The following article is based on a poster presentation from ADPD 2025, “RBANS as a predictor of disease progression in early symptomatic Alzheimer’s Disease.”
Download the poster here.
Alzheimer’s Disease (AD) is a relentless neurodegenerative disorder that affects millions globally. Early detection and intervention are key to managing the disease and enhancing patients’ quality of life. In the quest for effective treatments, clinical trials often rely on the Clinical Dementia Rating Scale-Sum of Boxes (CDR-SB) as a primary endpoint. This semi-structured interview is also a crucial inclusion criterion in most trials. However, these trials typically require large participant samples and extended follow-up periods to observe significant placebo decline and detect treatment effects.

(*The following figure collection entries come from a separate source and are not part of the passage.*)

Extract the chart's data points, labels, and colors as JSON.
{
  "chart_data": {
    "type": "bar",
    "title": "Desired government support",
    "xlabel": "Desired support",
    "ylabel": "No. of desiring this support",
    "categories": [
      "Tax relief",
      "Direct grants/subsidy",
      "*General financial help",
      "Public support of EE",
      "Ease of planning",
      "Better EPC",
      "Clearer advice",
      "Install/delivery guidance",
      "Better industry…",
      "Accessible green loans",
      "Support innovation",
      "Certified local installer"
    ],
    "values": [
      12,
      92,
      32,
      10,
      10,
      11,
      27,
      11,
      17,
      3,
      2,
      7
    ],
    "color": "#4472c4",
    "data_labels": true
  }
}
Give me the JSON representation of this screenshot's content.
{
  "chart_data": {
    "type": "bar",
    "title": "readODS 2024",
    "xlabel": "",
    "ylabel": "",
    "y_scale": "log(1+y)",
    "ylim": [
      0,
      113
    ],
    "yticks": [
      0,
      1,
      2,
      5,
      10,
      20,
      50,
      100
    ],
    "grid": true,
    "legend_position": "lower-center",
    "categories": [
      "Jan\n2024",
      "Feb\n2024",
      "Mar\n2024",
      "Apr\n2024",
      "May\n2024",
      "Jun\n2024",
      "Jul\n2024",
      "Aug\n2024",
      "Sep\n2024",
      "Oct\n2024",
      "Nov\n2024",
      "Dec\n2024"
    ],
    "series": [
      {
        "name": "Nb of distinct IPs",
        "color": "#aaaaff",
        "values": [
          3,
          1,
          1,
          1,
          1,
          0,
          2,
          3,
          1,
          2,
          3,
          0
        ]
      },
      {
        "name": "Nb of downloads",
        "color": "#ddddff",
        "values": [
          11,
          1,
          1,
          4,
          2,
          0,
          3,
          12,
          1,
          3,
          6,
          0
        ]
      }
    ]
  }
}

To streamline these trials, identifying clinical factors that predict placebo decline is essential. These factors can help enrich trial samples or serve as stratification variables for earlier phase trials with smaller samples. In this study, we examined the utility of common screening measures used in early symptomatic AD trials to determine their predictive value for progression on the CDR-SB.
Study Overview
We analyzed data from 3,606 participants across six early symptomatic AD studies. These studies included the Repeatable Battery for the Assessment of Neuropsychological Status (RBANS) delayed Memory Index (DMI) cutoff of 85 or less, and the Mini Mental Status Examination (MMSE) cutoff of 20+ for inclusion. Using forward and backward stepwise regressions, we identified the best model for predicting change in CDR-SB from screening to month 18. The predictor variables included RBANS total scale index score, RBANS DMI, MMSE total, CDR-SB, and age. The final model was evaluated using linear regression to determine the magnitude and direction of the predictor variables.
Key Findings
The final model, identified by both forward and backward stepwise regressions, included all variables except RBANS DMI. The linear regression analysis revealed that the model was statistically significant (adjusted R2 = 0.1216; p-value < 0.0001). Subject age was positively associated with change in CDR-SB (coefficient = 0.007), while RBANS total scale index score (coefficient = -0.057), MMSE total (coefficient = -0.121), and screening CDR-SB (coefficient = -0.087) were negatively associated.
Implications for Clinical Trials
Our findings indicate that screening measures such as RBANS, MMSE, and CDR are valuable tools in predicting disease progression in early symptomatic AD. The RBANS total scale index score showed the strongest relationship to progression on CDR-SB. Participants in the lowest quartile on this measure progressed more than 2.5 times the rate of those in the highest quartile. These insights can be instrumental in designing future clinical trials, either by enriching study samples for faster progression or for stratification purposes.
Conclusion
The study underscores the importance of using clinical screening data, including RBANS total scale index score, MMSE total, CDR-SB, and age, in predicting disease progression in early symptomatic AD. By leveraging these measures, researchers can enhance the efficiency and effectiveness of clinical trials, ultimately paving the way for better treatment options for Alzheimer’s Disease.
References:
- Morris JC. The clinical dementia rating (CDR): current version and scoring rules. Neurology 1993; 43: 2412-4.
- Randolph, C. The Repeatable Battery for the Assessment of Neuropsychological Status (RBANS). NCS Pearson, 1998, 2012.
- Folstein MF, Folstein SE, McHugh PR (1975) “Mini-mental state”. A practical method for grading the cognitive state of patients for the clinician. J Psychiatry Res 12(3):189–198.